Just stumbled across this thread today and realized no one ever posted a solution. Happily, I still have my original solution to the problem that I submitted during the contest. I had a bit too much fun writing it.

Lemma: Wanda can eat all the odd entries from rows $0$ to $2^n-1$ and ending at $\binom{2^n-1}{0}$ or $\binom{2^n-1}{2^n-1}$. Proof of Lemma: The key idea is that Pascal's triangle mod 2 up to row $2^{n+1}-1$ (call it $T_{n+1}$) can be viewed as three copies of the triangle till row $2^n-1$, or $T_n$, in the following fashion: [asy][asy] unitsize(1.5cm); draw((0,0)--(2,0)--2*dir(60)--cycle); draw((1,0)--dir(60)--sqrt(3)*dir(30)--cycle); label("$T_n$",1/sqrt(3)*dir(30)); label("$T_n$",(1,0)+1/sqrt(3)*dir(30)); label("$T_n$",dir(60)+1/sqrt(3)*dir(30)); label("$0$",2/sqrt(3)*dir(30)); dot("$A$",2*dir(60),dir(90)); dot("$B$",dir(60),dir(150)); dot("$C$",sqrt(3)*dir(30),dir(30)); dot("$D$",0,dir(210)); dot("$E$",dir(0),dir(270)); dot("$F$",2*dir(0),dir(-30)); [/asy][/asy] THe statement is obvious for $T_1$. Suppose the problem is true for $T_n$. Use the inductive hypothesis to get all the odds in $ABC$, and end at $B$. Now use the inductive hypothesis on $BDE$ to get to $E$. Use the inductive hypothesis on $ECF$ to get to $F$, and this finishes (note that $T_n$ is symmetric under rotation by $2\pi/3$).
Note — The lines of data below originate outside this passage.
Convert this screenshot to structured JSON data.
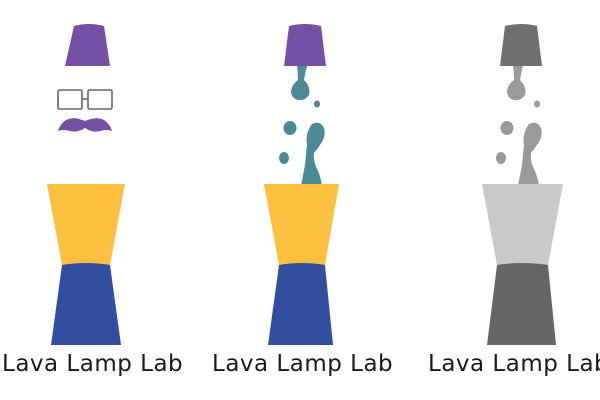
{
  "logos": [
    {
      "variant": "face",
      "caption": "Lava Lamp Lab",
      "colors": {
        "cap": "#7451a6",
        "glasses": "#666666",
        "mustache": "#7451a6",
        "top": "#fdbf3f",
        "base": "#324f9f"
      }
    },
    {
      "variant": "lava",
      "caption": "Lava Lamp Lab",
      "colors": {
        "cap": "#7451a6",
        "lava": "#4c8a95",
        "top": "#fdbf3f",
        "base": "#324f9f"
      }
    },
    {
      "variant": "grayscale",
      "caption": "Lava Lamp Lab",
      "colors": {
        "cap": "#6f6f6f",
        "lava": "#9a9a9a",
        "top": "#c9c9c9",
        "base": "#666666"
      }
    }
  ]
}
This completes the proof. $\blacksquare$ Now, note that there are no odd $a,b,c$ with $a+b=c$. Note that $T_n$ has $3^n$ odd entries (proof is by induction). We see that using our strategy in the lemma, Wanda can eat all the odd entries till row $2047$. Above row $2011$ are at least a $T_{10}$, two $T_9$s, and two $T_8$s, for a total of at least \[3^{10}+2\cdot 3^9+2\cdot 3^8=111537\ge 100,000\]odd numbers, as desired.

This problem hates me I think. I think I solved ELMO 2011/3 in under 20 seconds upon seeing it, then I see this and thought that you needed to eat $1,000,000$ elements ;-;. This problem sorta just dies afterwards.